François, Sébastien, Christophe Delaporte dit Laporte

1760 - 1823

Informations générales
  • Né le 15 septembre 1760 à Belfort (Territoire-de-Belfort - France)
  • Décédé le 25 mars 1823 à Belfort (Territoire-de-Belfort - France)

Mandats à l'Assemblée nationale ou à la Chambre des députés

Régime politique
Révolution
Législature
Assemblée nationale législative
Mandat
Du 3 septembre 1791 au 20 septembre 1792
Département
Haut-Rhin
Groupe
Gauche
Régime politique
Révolution
Législature
Convention nationale
Mandat
Du 4 septembre 1792 au 26 octobre 1795
Département
Haut-Rhin
Groupe
Gauche

Biographies

Biographie extraite du dictionnaire des parlementaires français de 1789 à 1889 (Adolphe Robert et Gaston Cougny)

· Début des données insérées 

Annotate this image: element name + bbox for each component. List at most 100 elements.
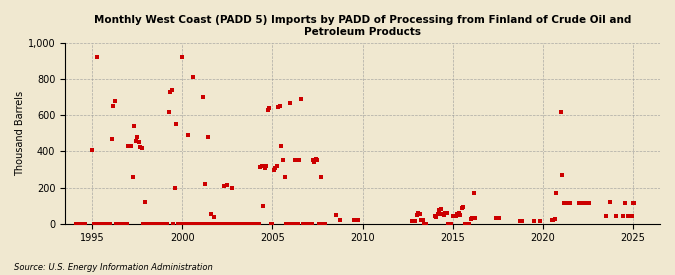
Point [221,222,232,226]
Point [320,222,331,226]
Point [243,222,254,226]
Point [407,219,418,223]
Point [626,213,637,218]
Point [180,222,191,226]
Point [548,218,559,222]
Point [335,218,346,222]
Point [258,204,269,208]
Point [172,222,183,226]
Point [628,201,639,205]
Point [309,160,320,164]
Point [151,222,162,226]
Point [207,222,218,226]
Point [209,215,219,220]
Point [558,201,569,205]
Point [249,222,260,226]
Point [78,222,88,226]
Point [198,95,209,99]
Point [132,135,142,139]
Point [273,105,284,109]
Point [564,201,575,205]
Point [237,222,248,226]
Point [128,175,138,179]
Point [159,222,169,226]
Point [515,219,526,223]
Point [269,167,279,172]
Point [285,100,296,105]
Point [95,222,105,226]
Point [276,144,287,148]
Point [156,222,167,226]
Point [348,218,359,222]
Point [244,222,255,226]
Point [448,213,458,218]
Point [449,213,460,218]
Point [217,222,228,226]
Point [560,201,571,205]
Point [438,213,449,217]
Point [465,217,476,221]
Point [112,222,123,226]
Title: Monthly West Coast (PADD 5) Imports by PADD of Processing from Finland of Crude : Monthly West Coast (PADD 5) Imports by P… [94,15,631,37]
Point [611,213,622,218]
Point [194,222,205,226]
Point [547,218,558,222]
Point [145,222,156,226]
Point [605,200,616,204]
Point [317,222,327,226]
Point [189,222,200,226]
Point [256,164,267,168]
Point [177,55,188,60]
Point [169,185,180,190]
Point [450,213,461,218]
Point [421,222,431,226]
Point [76,222,87,226]
Point [119,222,130,226]
Point [215,222,225,226]
Point [205,212,216,216]
Point [161,222,171,226]
Point [581,201,592,205]
Point [452,212,462,216]
Point [279,175,290,179]
Point [277,157,288,162]
Point [141,222,152,226]
Point [240,222,251,226]
Point [75,222,86,226]
Point [130,138,141,143]
Point [461,222,472,226]
Point [443,222,454,226]
Y-axis label: Thousand Barrels: Thousand Barrels [15,91,25,176]
Point [202,135,213,139]
Point [74,222,84,226]
Point [72,222,82,226]
Point [629,201,640,205]
Point [456,205,467,210]
Point [562,201,572,205]
Point [213,222,223,226]
Point [174,222,185,226]
Point [118,222,129,226]
Point [468,191,479,195]
Point [418,222,429,226]
Point [411,213,422,217]
Point [412,211,423,215]
Point [103,222,114,226]
Point [416,218,427,222]
Point [617,213,628,218]
Point [195,222,206,226]
Point [105,222,115,226]
Point [535,219,545,223]
Point [294,158,305,163]
Point [124,144,135,148]
Point [352,218,363,222]
Point [556,109,566,114]
Point [228,222,239,226]
Point [330,213,341,217]
Point [231,222,242,226]
Point [491,216,502,221]
Point [140,200,151,204]
Point [171,122,182,127]
Point [163,109,174,114]
Point [516,219,527,223]
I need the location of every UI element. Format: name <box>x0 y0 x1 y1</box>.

Député à l'Assemblée législative de 1791, et membre de la Convention, né à Belfort (Haut-Rhin), le 15 septembre 1760, mort à Belfort, le 25 mars 1823, il était avoué au tribunal de son district. Elu, le 3 septembre 1791, député du Haut-Rhin à l'Assemblée législative, le 5e sur 7, avec 189 voix (374 votants), il prit place au côté gauche et se déclara partisan des principes révolutionnaires : il parla sur la responsabilité des ministres, et fut envoyé en mission auprès de Luckner. Réélu (4 septembre 1792) dans le même département, le 3e sur 7, par 226 voix (400 votants) membre de la Convention, il vota « la mort » dans le procès du roi, dénonça Beurnonville, demanda qu'on fit sonner le tocsin dans toute la République, déploya une grande activité dans les missions dont il fut chargé en Saône-et-Loire et à Lyon : il rendit compte à la Convention des mesures prises contre les rebelles de cette ville, ainsi que des honneurs rendus à la mémoire de Chalier. Chargé d'examiner la conduite du tribunal de Lyon et de la commission militaire, il justifia les mesures d'extrême rigueur prises par ces juges, et, à son retour, fut élu secrétaire de la Convention. Delaporte se prononça au 9 thermidor contre les Jacobins, entra au comité de sûreté générale, puis au comité de salut public, fit envoyer Cadroy près des armées des Alpes et d'Italie, fit déclarer la commune de Paris « responsable des atteintes qui seraient portées à la Convention » et, dans les journées de prairial an III, se signala par son zèle contre l'insurrection. « L'audace des factieux est telle, s'écria-t-il, ils ont dévoilé leurs sinistres projets avec tant de scélératesse, que tout acte de faiblesse de votre part serait un crime », - et il proposa un décret motivé tendant à « sommer au nom de la loi, les habitants du faubourg Antoine de remettre sur l'heure sous la main de la justice les assassins du représentant Féraud. » Peu de temps après, il fut chargé de la direction de la force armée de Paris. Delaporte prit encore la parole sur diverses questions. Il se retira dans son pays après la session de la Convention et ne fit point partie d'autres législatures.